After a three-day shopping trip to Muscat with her prospective son-in-law and his mother, Salima returned to al-Awafi loaded down with Asma’s wedding things, which she had gotten from the shops in Matrah where you could find every conceivable wedding item. But, she confided to Muezzin-Wife, she wasn’t overjoyed with her purchases. There’s nicer things out there, she said, and Asma deserves them. But her father — may God ease his path — refused to set a dowry payment for the bridegroom.

Is my daughter a piece of merchandise to be sold? That’s what he snapped at me when I asked. Her dowry will be the same as anyone else’s, he said to me. So her fiancé only paid two thousand riyals, since he wasn’t asked to come up with any more than that. His mama was silent the whole time. It seems that she’s been away from her home town too long to remember how we do things here.

Still, Salima spread out the purchases for display, as they watched: Asma, Khawla, the muezzin’s wife, Judge Yusuf’s widow, Umm Nasir and three more women who lived nearby. Their outstretched hands competed to turn over and examine the shimmering silk fabric that Mayya would make into dishdashas and sirwals, all heavily embroidered, for the bride. Salima brought out the translucent head wrappings, green cloth embroidered along the edges in gold flowers, and others with sequins sewn into their borders.

Though she did her best to resist, at least for a few minutes, Khawla had to reach for the shiny pair of high-heeled sandals: Salima levelled a warning glance at her as she tried them on. Once everyone had had her say about the fabrics, Salima opened the perfume chest: two bottles of French perfume that Salima had bought because the mother of the groom insisted, though she would have preferred to put the money into a third vial of pure oud perfume.

Muezzin-Wife laughed. Salima, oud has turned your senses! Surely one bottle is enough for this bride.

Salima answered earnestly. How can you have a bride without plenty of oud? Look at the incense, I bought two kinds for her: real, pure Cambodian aloes-wood oil and the best incense, from Salalah. Khawla, heat up some coals and we’ll try it out.

Khawla jumped up and hurried toward the kitchen. Asma was muttering. Mama, incense chokes me. I wish you had bought me more perfume instead.

Quiet, you don’t understand anything, Salima said, bringing out the chest that held the gold.

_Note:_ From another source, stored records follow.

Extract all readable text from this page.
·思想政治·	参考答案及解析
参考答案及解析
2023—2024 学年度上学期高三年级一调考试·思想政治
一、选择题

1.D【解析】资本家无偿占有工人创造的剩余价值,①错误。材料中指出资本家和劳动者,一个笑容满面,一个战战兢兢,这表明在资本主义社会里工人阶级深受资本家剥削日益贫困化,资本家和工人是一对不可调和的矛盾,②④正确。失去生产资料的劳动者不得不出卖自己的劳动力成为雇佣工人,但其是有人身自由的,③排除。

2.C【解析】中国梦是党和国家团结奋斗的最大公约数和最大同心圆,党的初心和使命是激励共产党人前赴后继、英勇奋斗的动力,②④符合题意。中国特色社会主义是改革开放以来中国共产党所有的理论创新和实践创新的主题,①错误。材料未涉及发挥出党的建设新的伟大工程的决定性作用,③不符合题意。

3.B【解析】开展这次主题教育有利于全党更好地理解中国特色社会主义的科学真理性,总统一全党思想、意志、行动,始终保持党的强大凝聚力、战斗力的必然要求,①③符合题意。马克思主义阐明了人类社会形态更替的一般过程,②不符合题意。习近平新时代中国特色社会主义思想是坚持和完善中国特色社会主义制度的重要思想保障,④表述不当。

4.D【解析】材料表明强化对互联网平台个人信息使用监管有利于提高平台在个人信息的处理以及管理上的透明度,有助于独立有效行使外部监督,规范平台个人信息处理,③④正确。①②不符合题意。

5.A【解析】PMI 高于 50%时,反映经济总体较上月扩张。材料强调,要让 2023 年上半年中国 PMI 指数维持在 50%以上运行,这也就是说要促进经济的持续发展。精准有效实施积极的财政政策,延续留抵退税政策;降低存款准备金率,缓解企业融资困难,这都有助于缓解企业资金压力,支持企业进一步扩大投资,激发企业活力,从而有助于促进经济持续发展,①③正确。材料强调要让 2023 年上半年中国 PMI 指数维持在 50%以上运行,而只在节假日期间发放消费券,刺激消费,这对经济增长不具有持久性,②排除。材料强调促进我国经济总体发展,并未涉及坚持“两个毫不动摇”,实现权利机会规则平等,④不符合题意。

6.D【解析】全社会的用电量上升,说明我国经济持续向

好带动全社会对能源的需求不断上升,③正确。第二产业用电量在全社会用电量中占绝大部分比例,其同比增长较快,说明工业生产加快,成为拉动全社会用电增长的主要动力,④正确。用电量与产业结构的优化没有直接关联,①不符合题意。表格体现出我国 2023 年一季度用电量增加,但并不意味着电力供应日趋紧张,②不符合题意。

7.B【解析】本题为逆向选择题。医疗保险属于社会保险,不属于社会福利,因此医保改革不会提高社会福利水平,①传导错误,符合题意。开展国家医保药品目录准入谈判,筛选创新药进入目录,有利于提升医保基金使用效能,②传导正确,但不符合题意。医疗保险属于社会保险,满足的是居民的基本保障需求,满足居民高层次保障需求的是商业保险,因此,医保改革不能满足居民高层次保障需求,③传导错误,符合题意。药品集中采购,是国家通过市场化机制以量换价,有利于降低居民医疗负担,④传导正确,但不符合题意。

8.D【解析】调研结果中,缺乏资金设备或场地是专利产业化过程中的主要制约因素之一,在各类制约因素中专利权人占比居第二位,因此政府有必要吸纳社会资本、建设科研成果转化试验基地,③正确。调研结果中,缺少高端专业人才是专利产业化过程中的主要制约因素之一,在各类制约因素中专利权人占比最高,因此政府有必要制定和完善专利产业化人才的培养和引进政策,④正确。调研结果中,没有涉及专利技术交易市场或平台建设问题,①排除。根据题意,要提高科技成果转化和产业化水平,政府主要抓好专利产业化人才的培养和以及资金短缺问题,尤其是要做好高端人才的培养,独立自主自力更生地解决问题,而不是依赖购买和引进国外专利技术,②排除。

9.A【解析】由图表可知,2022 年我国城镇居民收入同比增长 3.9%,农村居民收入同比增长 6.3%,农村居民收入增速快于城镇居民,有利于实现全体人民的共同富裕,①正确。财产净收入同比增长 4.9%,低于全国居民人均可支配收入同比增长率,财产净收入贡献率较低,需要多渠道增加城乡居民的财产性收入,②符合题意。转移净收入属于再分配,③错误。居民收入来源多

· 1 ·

Did you ever hear of a bride getting married without incense? What an awful scandal that would be!

The women’s shining eyes replicated and doubled the gold’s lustre as they inspected it: a heavy link necklace, one with several thin strands, rings bearing a variety of stones, and a diamond ring, a gift from the groom’s mother. There were also thin bangles and one broad and heavy spiked bracelet.

In our days the jewellery was silver, remarked one of the neighbours. Praise God — how times have changed.

True, said another, it was silver, but at least we had anklets, enough to announce that one of us was coming with the ringing they made against each other, and the bracelets we wore high up on our arms. And the hair ornaments, too.

Salima was clearly irritated. You know girls these days, they don’t like wearing anklets or our heavy armlets.

Of course not, said Asma. I don’t want to wear things that are going to scratch up my legs and feet.